Others will have slightly more modest goals at Friday’s league cross-country championships in Waimea, but they love to run nevertheless.
Count displaced junior Emma Marshall – Hawaii Academy of Arts and Science • Pahoa • Hamakua Coast – in that large subset.
“I’ve always been running on my own,” she said, “laps in the second grade, when everybody else was playing, I would be running laps. I didn’t know why, but when I found out there was a sport where people ran, I signed up right away. I’ve been here since the ninth grade.”
Until this season, she never had to run to find a home.
Like so many, life changed for Marshall and her ohana with the Kilauea lava flow outbreak in lower Puna.

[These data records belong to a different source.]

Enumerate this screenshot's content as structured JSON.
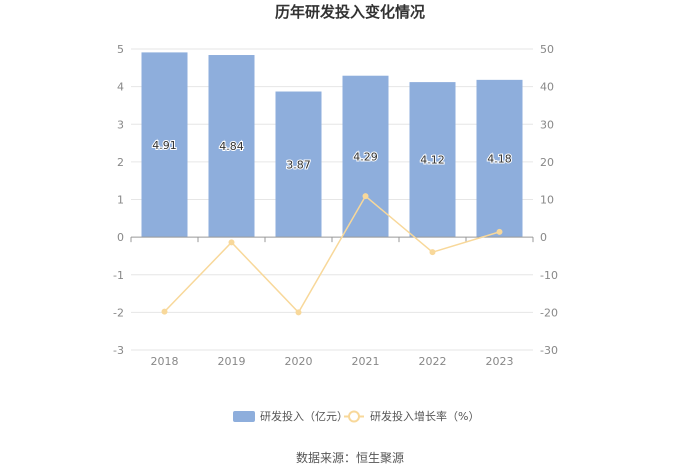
{
  "source": "数据来源：恒生聚源",
  "chart_data": {
    "type": "bar",
    "title": "历年研发投入变化情况",
    "categories": [
      "2018",
      "2019",
      "2020",
      "2021",
      "2022",
      "2023"
    ],
    "series": [
      {
        "name": "研发投入（亿元）",
        "type": "bar",
        "axis": "left",
        "color": "#8eaedc",
        "values": [
          4.91,
          4.84,
          3.87,
          4.29,
          4.12,
          4.18
        ],
        "labels": [
          "4.91",
          "4.84",
          "3.87",
          "4.29",
          "4.12",
          "4.18"
        ]
      },
      {
        "name": "研发投入增长率（%）",
        "type": "line",
        "axis": "right",
        "color": "#f8d89a",
        "values": [
          -19.8,
          -1.4,
          -20.0,
          10.9,
          -4.0,
          1.4
        ]
      }
    ],
    "y_left": {
      "range": [
        -3,
        5
      ],
      "ticks": [
        "-3",
        "-2",
        "-1",
        "0",
        "1",
        "2",
        "3",
        "4",
        "5"
      ]
    },
    "y_right": {
      "range": [
        -30,
        50
      ],
      "ticks": [
        "-30",
        "-20",
        "-10",
        "0",
        "10",
        "20",
        "30",
        "40",
        "50"
      ]
    },
    "grid": true,
    "legend_position": "bottom"
  }
}
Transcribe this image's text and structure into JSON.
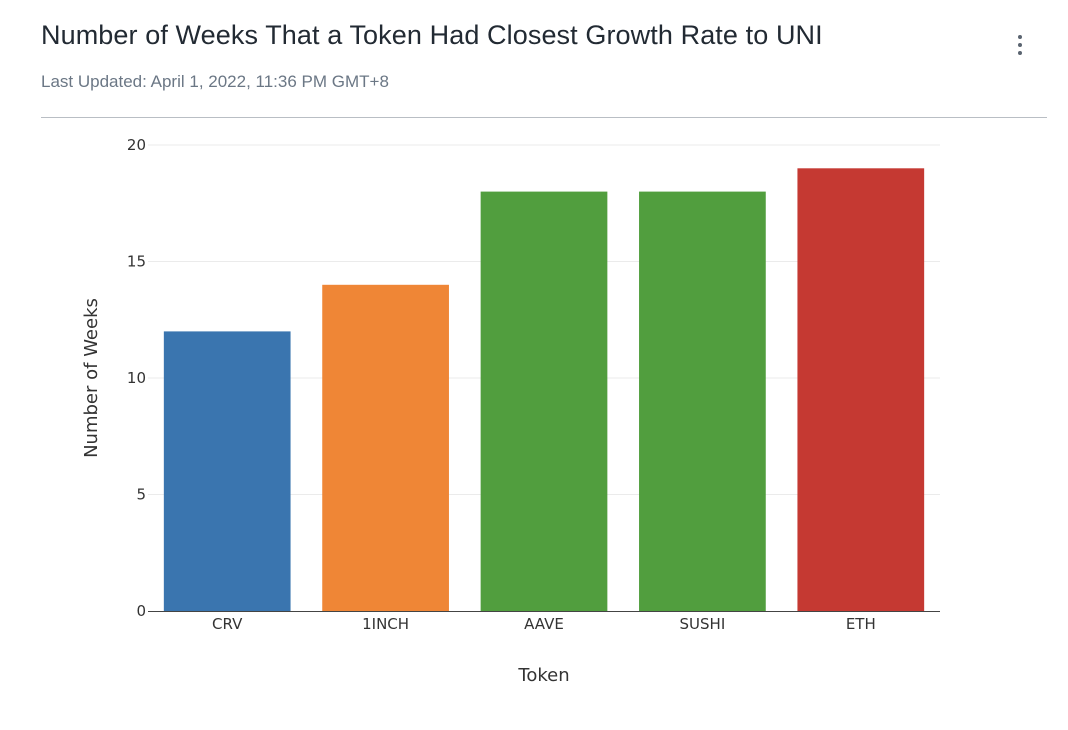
{
  "header": {
    "title": "Number of Weeks That a Token Had Closest Growth Rate to UNI",
    "subtitle": "Last Updated: April 1, 2022, 11:36 PM GMT+8",
    "menu_icon": "more-vertical-icon"
  },
  "chart_data": {
    "type": "bar",
    "categories": [
      "CRV",
      "1INCH",
      "AAVE",
      "SUSHI",
      "ETH"
    ],
    "values": [
      12,
      14,
      18,
      18,
      19
    ],
    "colors": [
      "#3a75af",
      "#ef8636",
      "#519e3e",
      "#519e3e",
      "#c53932"
    ],
    "xlabel": "Token",
    "ylabel": "Number of Weeks",
    "ylim": [
      0,
      20
    ],
    "yticks": [
      0,
      5,
      10,
      15,
      20
    ],
    "grid": true,
    "legend": "none"
  }
}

“I grew up as a child where the lava (was) flowing,” she said. “I’ve walked pretty much everywhere barefoot down there with my horse, and we had a horse farm down there, and I used to run all through there for miles and miles.

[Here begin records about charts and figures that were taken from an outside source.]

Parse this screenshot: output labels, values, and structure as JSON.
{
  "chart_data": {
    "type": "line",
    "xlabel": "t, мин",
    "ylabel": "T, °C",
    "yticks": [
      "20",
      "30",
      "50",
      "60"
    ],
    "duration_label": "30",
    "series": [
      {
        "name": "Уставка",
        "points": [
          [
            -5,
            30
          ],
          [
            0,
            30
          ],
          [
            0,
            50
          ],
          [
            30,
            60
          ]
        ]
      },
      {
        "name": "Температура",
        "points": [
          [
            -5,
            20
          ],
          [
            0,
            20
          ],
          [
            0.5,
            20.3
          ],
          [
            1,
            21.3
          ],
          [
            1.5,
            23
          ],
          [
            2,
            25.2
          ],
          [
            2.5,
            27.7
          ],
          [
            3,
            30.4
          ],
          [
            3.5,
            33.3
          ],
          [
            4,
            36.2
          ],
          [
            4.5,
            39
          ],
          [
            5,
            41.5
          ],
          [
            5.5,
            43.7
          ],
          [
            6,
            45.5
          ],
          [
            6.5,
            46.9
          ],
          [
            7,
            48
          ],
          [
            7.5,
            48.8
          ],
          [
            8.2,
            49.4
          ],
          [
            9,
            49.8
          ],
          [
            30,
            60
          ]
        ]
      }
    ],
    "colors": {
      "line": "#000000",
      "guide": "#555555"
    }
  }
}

“Our (last Pahoa) house wasn’t majorly affected, cause we’re on Kapalana side, but the air quality wasn’t good.”
Marshall’s family spent some time living in tents, but in the end hers was one of the lucky ones because “by some miracle we found a house in Laupahoehoe.”
That adversity was behind her, but another ordeal would soon pop up. While her siblings transferred to Laupahoehoe, Marshall stayed at HAAS so she could run for Pahoa – HAAS, a Pahoa charter school, doesn’t have its own team – as she did her first two seasons. She endured a county bus ride, which she has to catch at 6:35 a.m., to get from Laupahoehoe to Pahoa.
“There was drama because (they said) I couldn’t run for (Pahoa) if I lived in Laupahoehoe, so then they moved me to Laupahoehoe,” she said. o
On Sept. 15 at Keaau High, Marshall ran as the only Seasider in the girls 5K.
“I was kind of feeling homesick,” she said, “I missed my team. I thought it would be forever.”
Ultimately, Pahoa athletic director Hoku Haliniak said, the BIIF ADs voted to allow her to run for Pahoa this season, a sort of lava exemption.
“She is amazing,” Haliniak said, “rides a bus all days to HAAS to school and practice, while carrying a 4.0 (GPA) and works at the Hilo Library.”
And Marshall does it all just so she can run.
Marshall has since competed twice in Daggers green, finishing 13th in the heat Sept. 29 at Waiakea. She finished 12th behind the history-seeking Cash at the 2017 BIIF championships.
“It feels so right” to wear a Pahoa jersey, Marshall said. “Coach Patrick (Baker) is looking out for my best interests.”
Haliniak said next season Marshall might have to run for Honokaa or Hilo, though Marshall is hopeful that HAAS can field a team.
“I would say it’s great learning experience,” she said. “I got to learn a lot, I represent a different school, and I got a different coach.”
All eyes will be on Cash on Friday as she attempts to win her fourth consecutive title. According to BIIF records dating to 1972, no runner has pocketed four titles.
Kealakehe’s Leann Hamilton won three of six races during the regular season, including both meets at Hawaii Prep.
On the boys side, Ankrum, a sophomore, enters with six first-place finishers.
The girls final starts at 3:30 p.m., and the boys go off at 4:15 p.m.
Marshall will be there, grateful to be running for her old team, and appreciative of her new home.
“We were just living in tents, and a week later, found our house on the Hamakua Coast,” she said. “It’s so beautiful, it’s magical. It’s magical to have a new home.”